The US devotion to the "right to bear arms" may seem baffling, grotesque even, in European eyes. But, to use that phrase we bandy about so much in this part of the world, it's part of their culture. Change, you imagine, is more likely to come from within American society. Nobody wants an outsider lecturing them on what they should be doing.
And Morgan is a particularly gobby outsider. An Englishman who talks (and tweets) cricket and what the Americans know as soccer. An Englishman who isn't behind the door at pointing out the horrendous price America pays annually for its continuing romance with heavy grade weaponry in a domestic setting.
It's doubtful he has actually changed many minds in that respect during his CNN residency. But he has, at least, been bold enough to hold up a mirror to the Western world's most tooled-up nation regarding the terrible damage its crazy gun laws have (self-) inflicted upon the American people.
And for a measure of the craziness, you need look no further than the recently-launched, snappily-named, Radically Invasive Projectile. Or as it is affectionately known by its US manufacturers G2 Research – the R.I.P. Bullet.
The RIP is being aimed (if that's the right word) at female gun owners. And, no, it isn't pink ...
The sales pitch is that a woman home alone facing an intruder might, using a lesser projectile, be forced to fire off several rounds before she takes out her would-be assailant. Her trusty firearm loaded with RIPs, however, she need only hit once.
A video of the damage the RIP can inflict demonstrates how the bullet's "trocar" edges are strong enough to cut through even sheet metal.
One review describes the bullet's performance as "devastating" (they mean that in a good sense). The reviewer comments enthusiastically: "With one shot from the RIP Ammo a melon literally disintegrated, blowing pieces as far away as 40ft from the point of impact. The piece that was blown furthest away landed behind the shooter. The force of this bullet is explosive to say the least."
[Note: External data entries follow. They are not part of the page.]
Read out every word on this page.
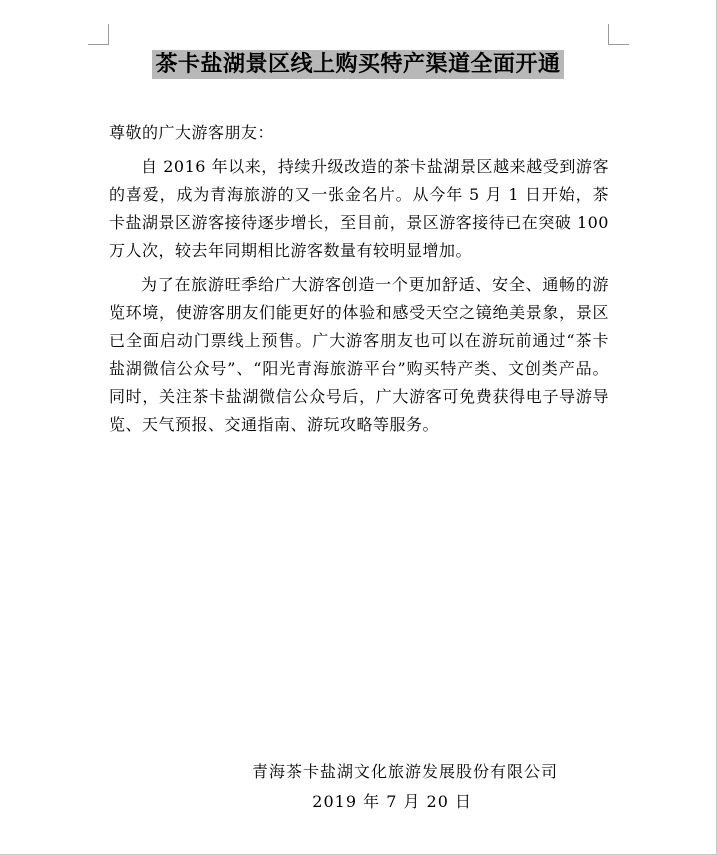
茶卡盐湖景区线上购买特产渠道全面开通

尊敬的广大游客朋友：

自 2016 年以来，持续升级改造的茶卡盐湖景区越来越受到游客的喜爱，成为青海旅游的又一张金名片。从今年 5 月 1 日开始，茶卡盐湖景区游客接待逐步增长，至目前，景区游客接待已在突破 100 万人次，较去年同期相比游客数量有较明显增加。

为了在旅游旺季给广大游客创造一个更加舒适、安全、通畅的游览环境，使游客朋友们能更好的体验和感受天空之镜绝美景象，景区已全面启动门票线上预售。广大游客朋友也可以在游玩前通过“茶卡盐湖微信公众号”、“阳光青海旅游平台”购买特产类、文创类产品。同时，关注茶卡盐湖微信公众号后，广大游客可免费获得电子导游导览、天气预报、交通指南、游玩攻略等服务。

青海茶卡盐湖文化旅游发展股份有限公司
2019 年 7 月 20 日
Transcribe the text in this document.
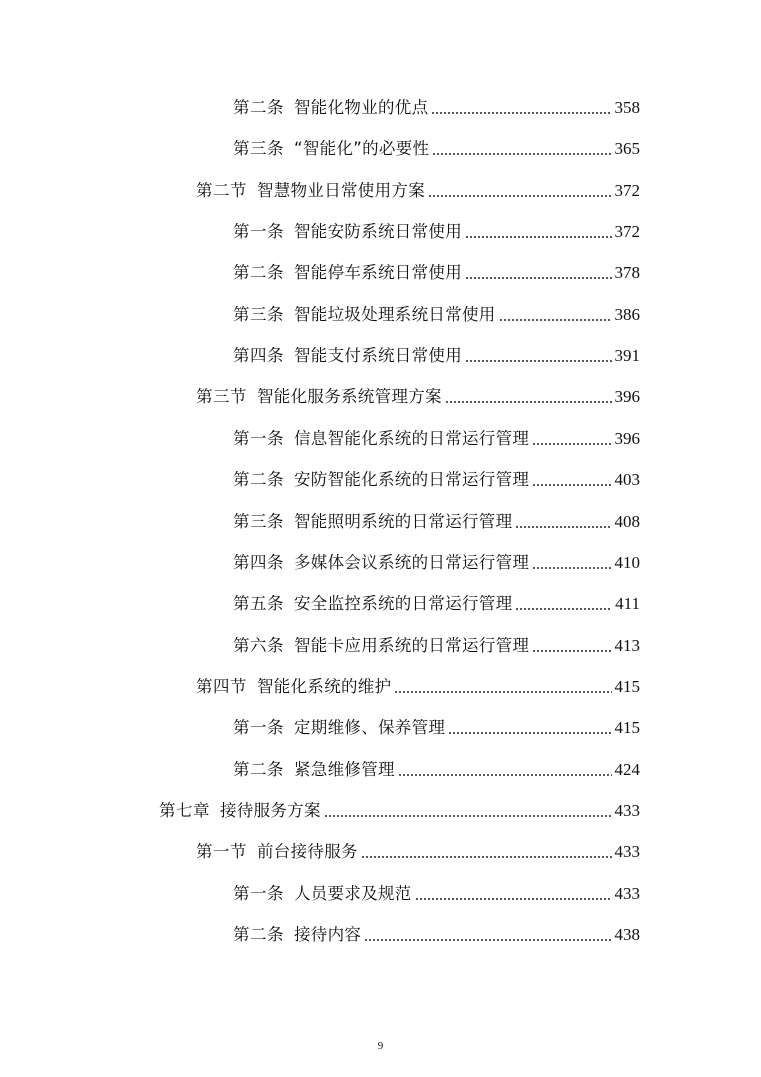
第二条 智能化物业的优点	358
第三条 “智能化”的必要性	365
第二节 智慧物业日常使用方案	372
第一条 智能安防系统日常使用	372
第二条 智能停车系统日常使用	378
第三条 智能垃圾处理系统日常使用	386
第四条 智能支付系统日常使用	391
第三节 智能化服务系统管理方案	396
第一条 信息智能化系统的日常运行管理	396
第二条 安防智能化系统的日常运行管理	403
第三条 智能照明系统的日常运行管理	408
第四条 多媒体会议系统的日常运行管理	410
第五条 安全监控系统的日常运行管理	411
第六条 智能卡应用系统的日常运行管理	413
第四节 智能化系统的维护	415
第一条 定期维修、保养管理	415
第二条 紧急维修管理	424
第七章 接待服务方案	433
第一节 前台接待服务	433
第一条 人员要求及规范	433
第二条 接待内容	438
9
He argues: "It is difficult to imagine a scenario in which firing this bullet will not save women's lives when they come under attack by predators seeking easy prey."
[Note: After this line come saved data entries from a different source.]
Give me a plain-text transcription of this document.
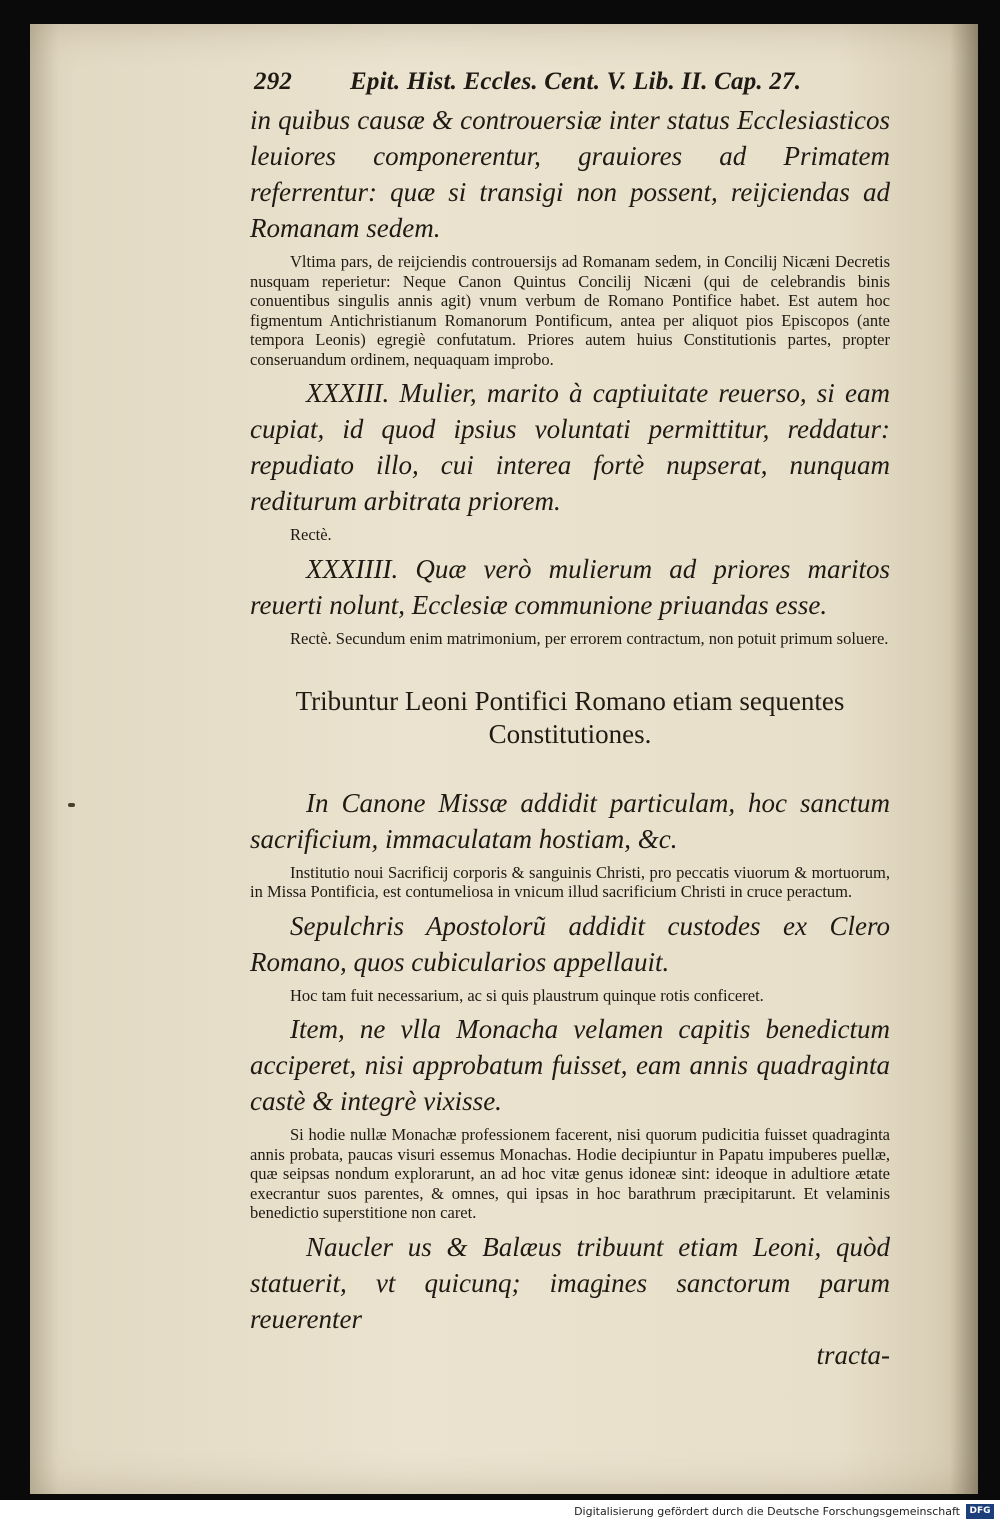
292	Epit. Hist. Eccles. Cent. V. Lib. II. Cap. 27.

in quibus causæ & controuersiæ inter status Ecclesiasticos leuiores componerentur, grauiores ad Primatem referrentur: quæ si transigi non possent, reijciendas ad Romanam sedem.

Vltima pars, de reijciendis controuersijs ad Romanam sedem, in Concilij Nicæni Decretis nusquam reperietur: Neque Canon Quintus Concilij Nicæni (qui de celebrandis binis conuentibus singulis annis agit) vnum verbum de Romano Pontifice habet. Est autem hoc figmentum Antichristianum Romanorum Pontificum, antea per aliquot pios Episcopos (ante tempora Leonis) egregiè confutatum. Priores autem huius Constitutionis partes, propter conseruandum ordinem, nequaquam improbo.

XXXIII. Mulier, marito à captiuitate reuerso, si eam cupiat, id quod ipsius voluntati permittitur, reddatur: repudiato illo, cui interea fortè nupserat, nunquam rediturum arbitrata priorem.

Rectè.

XXXIIII. Quæ verò mulierum ad priores maritos reuerti nolunt, Ecclesiæ communione priuandas esse.

Rectè. Secundum enim matrimonium, per errorem contractum, non potuit primum soluere.

Tribuntur Leoni Pontifici Romano etiam sequentes Constitutiones.

In Canone Missæ addidit particulam, hoc sanctum sacrificium, immaculatam hostiam, &c.

Institutio noui Sacrificij corporis & sanguinis Christi, pro peccatis viuorum & mortuorum, in Missa Pontificia, est contumeliosa in vnicum illud sacrificium Christi in cruce peractum.

Sepulchris Apostolorũ addidit custodes ex Clero Romano, quos cubicularios appellauit.

Hoc tam fuit necessarium, ac si quis plaustrum quinque rotis conficeret.

Item, ne vlla Monacha velamen capitis benedictum acciperet, nisi approbatum fuisset, eam annis quadraginta castè & integrè vixisse.

Si hodie nullæ Monachæ professionem facerent, nisi quorum pudicitia fuisset quadraginta annis probata, paucas visuri essemus Monachas. Hodie decipiuntur in Papatu impuberes puellæ, quæ seipsas nondum explorarunt, an ad hoc vitæ genus idoneæ sint: ideoque in adultiore ætate execrantur suos parentes, & omnes, qui ipsas in hoc barathrum præcipitarunt. Et velaminis benedictio superstitione non caret.

Naucler us & Balæus tribuunt etiam Leoni, quòd statuerit, vt quicunq; imagines sanctorum parum reuerenter

tracta-

Digitalisierung gefördert durch die Deutsche Forschungsgemeinschaft	DFG
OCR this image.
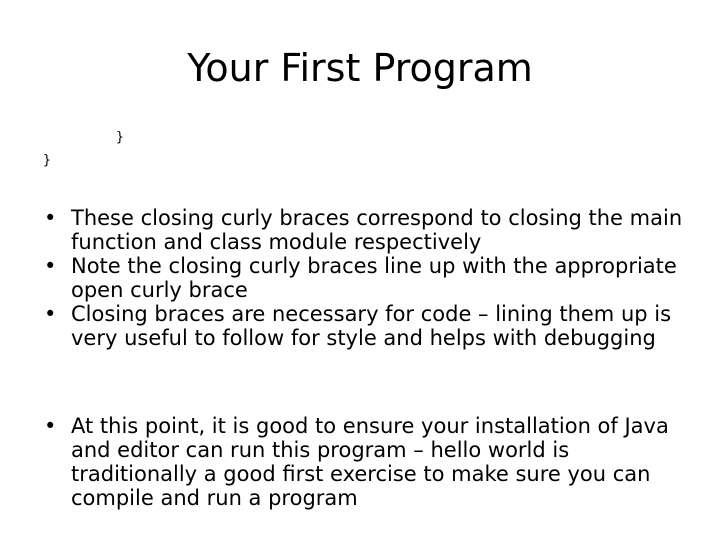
Your First Program
}
}
• These closing curly braces correspond to closing the main function and class module respectively
• Note the closing curly braces line up with the appropriate open curly brace
• Closing braces are necessary for code – lining them up is very useful to follow for style and helps with debugging
• At this point, it is good to ensure your installation of Java and editor can run this program – hello world is traditionally a good first exercise to make sure you can compile and run a program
You're also tempted to add – look out, the milkman! For what if a genuine mistake is made? More pertinently what about when (not if) this stuff gets into the hands of the next deranged youth targeting children in the local school? And the RIP, remember, is just one weapons option available in the US in a store near you ...
Piers Morgan isn't a saint. He has many faults (not least arrogance) and he's certainly in no immediate danger of being filed under national treasure either over there or back here. Twitter is currently wall-to-wall with tittering at his fall from prime time.
But where a cannier TV import hoping to ingratiate himself with the US viewing public might have sucked-up to, or at least been less vocal in castigating the mighty gun lobby, Morgan deserves credit for figuratively giving them both barrels.
His enemies may gloat that in the end he has not exactly gone out with all guns blazing.
They miss the point. That actually is his triumph.